One of Gay’s strongest attributes in The Lost Country, and all of his work, is his ability to create damaged people and use them as driving forces behind his character-driven writing. Characters in The Lost Country include Roosterfish, pig farmer Lester Batts, Crippled Elmer, and Bradshaw, a miscreant who “screwed no women save the prettiest, drove no car but the fastest, held no poker hand but the highest, escaped from no situation by anything wider than a hair’s breadth.”
Here is further evidence of Gay’s uncanny ability to limn a passage featuring a damaged character:
But the storekeeper was affected with some malady, his face was inflamed and pustulate with open sores, something dread in riotous final stages. His eyes looked one step beyond dementia and as if he were not there at all … Leprous or cancerous perhaps, goitered and misshapen and proclaiming its malignancy to whatever of the world chance here.

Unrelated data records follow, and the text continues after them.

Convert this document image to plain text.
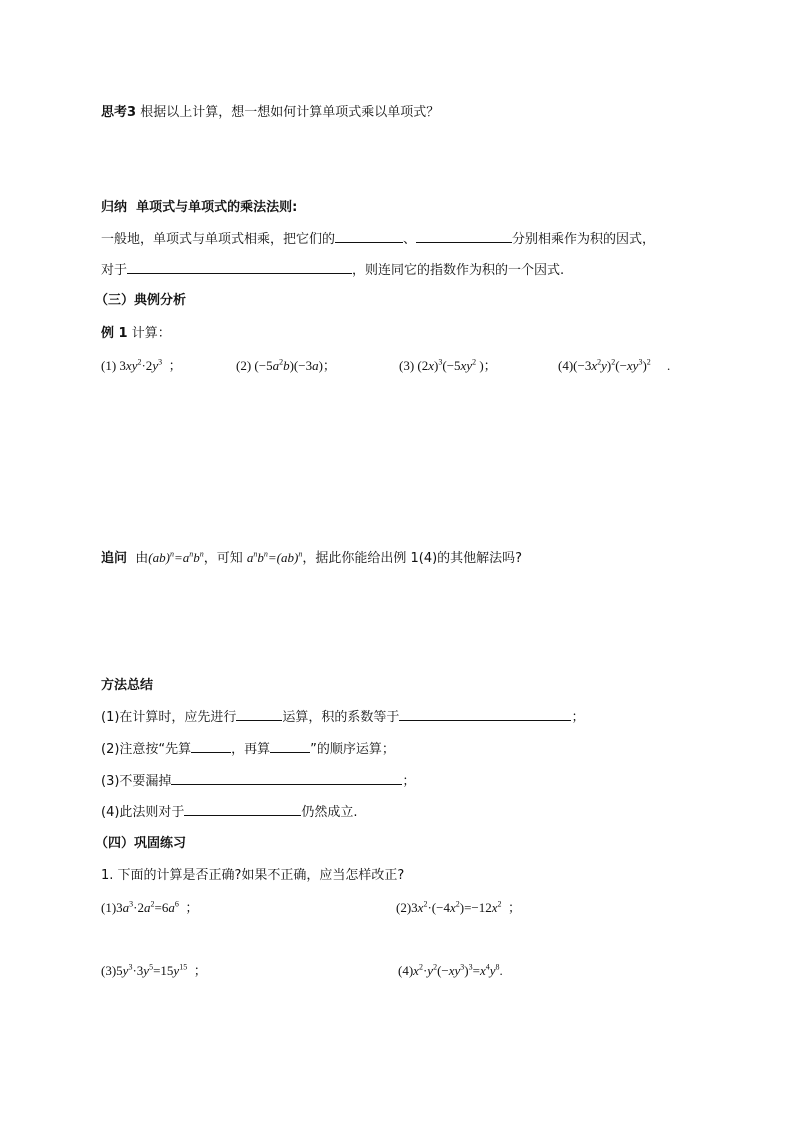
思考3 根据以上计算，想一想如何计算单项式乘以单项式？
归纳 单项式与单项式的乘法法则:
一般地，单项式与单项式相乘，把它们的	、	分别相乘作为积的因式，
对于	，则连同它的指数作为积的一个因式.
（三）典例分析
例 1 计算：
(1) $3xy^2\cdot 2y^3$ ；	(2) $(-5a^2b)(-3a)$；	(3) $(2x)^3(-5xy^2$ )；	$(4)(-3x^2y)^2(-xy^3)^2$ .
追问 由$(ab)^n=a^nb^n$，可知 $a^nb^n=(ab)^n$，据此你能给出例 1(4)的其他解法吗?
方法总结
(1)在计算时，应先进行	运算，积的系数等于	；
(2)注意按“先算	，再算	”的顺序运算；
(3)不要漏掉	；
(4)此法则对于	仍然成立.
（四）巩固练习
1. 下面的计算是否正确?如果不正确，应当怎样改正?
$(1)3a^3\cdot 2a^2=6a^6$ ；	$(2)3x^2\cdot(-4x^2)=-12x^2$ ；
$(3)5y^3\cdot 3y^5=15y^{15}$ ；	$(4)x^2\cdot y^2(-xy^3)^3=x^4y^8$.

The reader is on the opposite side of the counter pondering how long the man has to live, and more importantly how long has this man been this ill? And when Edgewater asks this pathetic, leprous person “how do I get on the highway?” he barely has enough energy to point in the direction of the road, displaying the malaise of a dying, sick man who does not care enough to genuinely worry about Edgewater’s request. Additionally, Gay writes a celebratory scene about Edgewater marrying Bradshaw’s sister Sudy, but she gets pregnant and Edgewater must deal with another form of adversity – akin to the adversity Lieutenant Frederic Henry and Catherine Barkley face in the denouement of Hemingway’s A Farewell to Arms.
To establish setting, Gay includes notable brands of the era including Seven-Up, Lucky Strikes, and Maxwell House Coffee, and poignant scenes featuring appropriate archetypes:
Further there were mineral springs and the ruins of a veritable community. A post office. What seemed to have been a grocery store. Then down where mineral springs boiled out of limestone rock near a derelict hotel in opulent ruin. The hotel had been built on both sides of the stream.
A stream in literature, in most cases, symbolizes birth, but Gay uses the stream in this passage as an agent of death … death of a small community that once featured a grocery store and hotel, providing the reader with a realistic view of 1950s Tennessee.
Like his predecessors, O’Connor and McCarthy, Gay wrote about murder and violence deftly, but it is his ability to keep the focus on Billy Edgewater’s journey to be with his ailing father that propels the plot and entices the reader to turn the page. Although some passages should have been cut, The Lost Country may be considered an Americana classic. Only time will tell.
Wayne Catan teachers English Literature at Brophy College Preparatory in Phoenix. He is a Hemingway scholar and has presented papers about the author at several national and international conferences. He has degrees from Syracuse University, Mercy College, and the University of Arizona. Catan wrestled for Syracuse University where he was a three-time NCAA All-American. He was bestowed with Syracuse University’s Letterwinner of Distinction, the highest honor awarded to a former Syracuse student-athlete. He is the head wrestling coach at Brophy College Preparatory.